「井岡二世」と呼ばれた挑戦者

ここで視点を少し桑原に移す。小学生からボクシングを始めた桑原は国体優勝などのアマチュア実績を引っさげ、大学卒業後に大手の大橋ジムに入門。大阪の興国高校から東京農業大学というアマチュアボクシングのエリートコースは4階級制覇の現世界王者・井岡一翔と同じで、「井岡二世」とデビュー当時から注目された。

第47代OPBF東洋太平洋フライ級王者・桑原拓 写真:山口フィニート裕朗/アフロ
第47代OPBF東洋太平洋フライ級王者・桑原拓 写真:山口フィニート裕朗/アフロ

しかし、井岡とは決定的に違う点がある。大学を中退していないことだ。井岡に限らず、東京農業大学は中退してプロ入りする選手が少なくない。一方で桑原は、自分も中退すると高校の後輩の推薦に影響することを配慮して、4年次には主将を務めながら大学を卒業したと伝え聞く。

筆者は一度だけ、別の選手の取材で、練習中の桑原に会ったことがある。サンドバッグを打ちながらこちらを振り向き、少し離れたところで立っている筆者に笑顔をみせ、大きな声で挨拶をしてきた。「こういう選手は、応援してくれる人が多そうだな」と率直に思った。

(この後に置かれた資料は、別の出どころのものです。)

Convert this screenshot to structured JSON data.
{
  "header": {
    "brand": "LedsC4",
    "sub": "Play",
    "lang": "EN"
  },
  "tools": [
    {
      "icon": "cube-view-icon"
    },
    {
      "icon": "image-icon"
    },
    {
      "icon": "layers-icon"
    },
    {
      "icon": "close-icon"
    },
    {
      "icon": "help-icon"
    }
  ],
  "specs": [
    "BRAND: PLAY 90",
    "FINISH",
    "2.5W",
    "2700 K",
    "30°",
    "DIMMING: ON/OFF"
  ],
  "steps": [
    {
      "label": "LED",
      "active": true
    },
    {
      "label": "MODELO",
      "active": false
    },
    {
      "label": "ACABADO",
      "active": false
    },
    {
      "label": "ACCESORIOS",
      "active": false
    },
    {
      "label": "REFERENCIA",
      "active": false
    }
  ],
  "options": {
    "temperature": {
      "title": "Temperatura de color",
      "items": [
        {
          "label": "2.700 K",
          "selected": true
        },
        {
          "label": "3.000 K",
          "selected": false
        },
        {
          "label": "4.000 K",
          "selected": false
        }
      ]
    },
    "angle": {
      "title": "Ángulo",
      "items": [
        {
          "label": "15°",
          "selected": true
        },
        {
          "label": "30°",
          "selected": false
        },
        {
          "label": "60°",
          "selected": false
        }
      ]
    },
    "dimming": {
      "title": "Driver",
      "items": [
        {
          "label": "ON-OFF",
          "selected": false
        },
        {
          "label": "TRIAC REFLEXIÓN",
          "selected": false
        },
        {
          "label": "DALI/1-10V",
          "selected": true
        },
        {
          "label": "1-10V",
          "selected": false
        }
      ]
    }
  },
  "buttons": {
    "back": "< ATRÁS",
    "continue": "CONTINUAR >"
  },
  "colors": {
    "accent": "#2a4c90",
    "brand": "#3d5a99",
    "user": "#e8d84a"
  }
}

岡山出身の阿久井と大阪出身の桑原は同じ1995年生まれ。高校時代は全国大会で同階級の選手としてお互い意識はしていたが、対戦はなかった。初めての対決はプロ入り後、ともに26歳を迎える年だった。その時は先述の通り、故郷大阪を離れて名門ジムに入った「井岡二世」の夢を、故郷・岡山に残った日本王者・阿久井が打ち砕いた。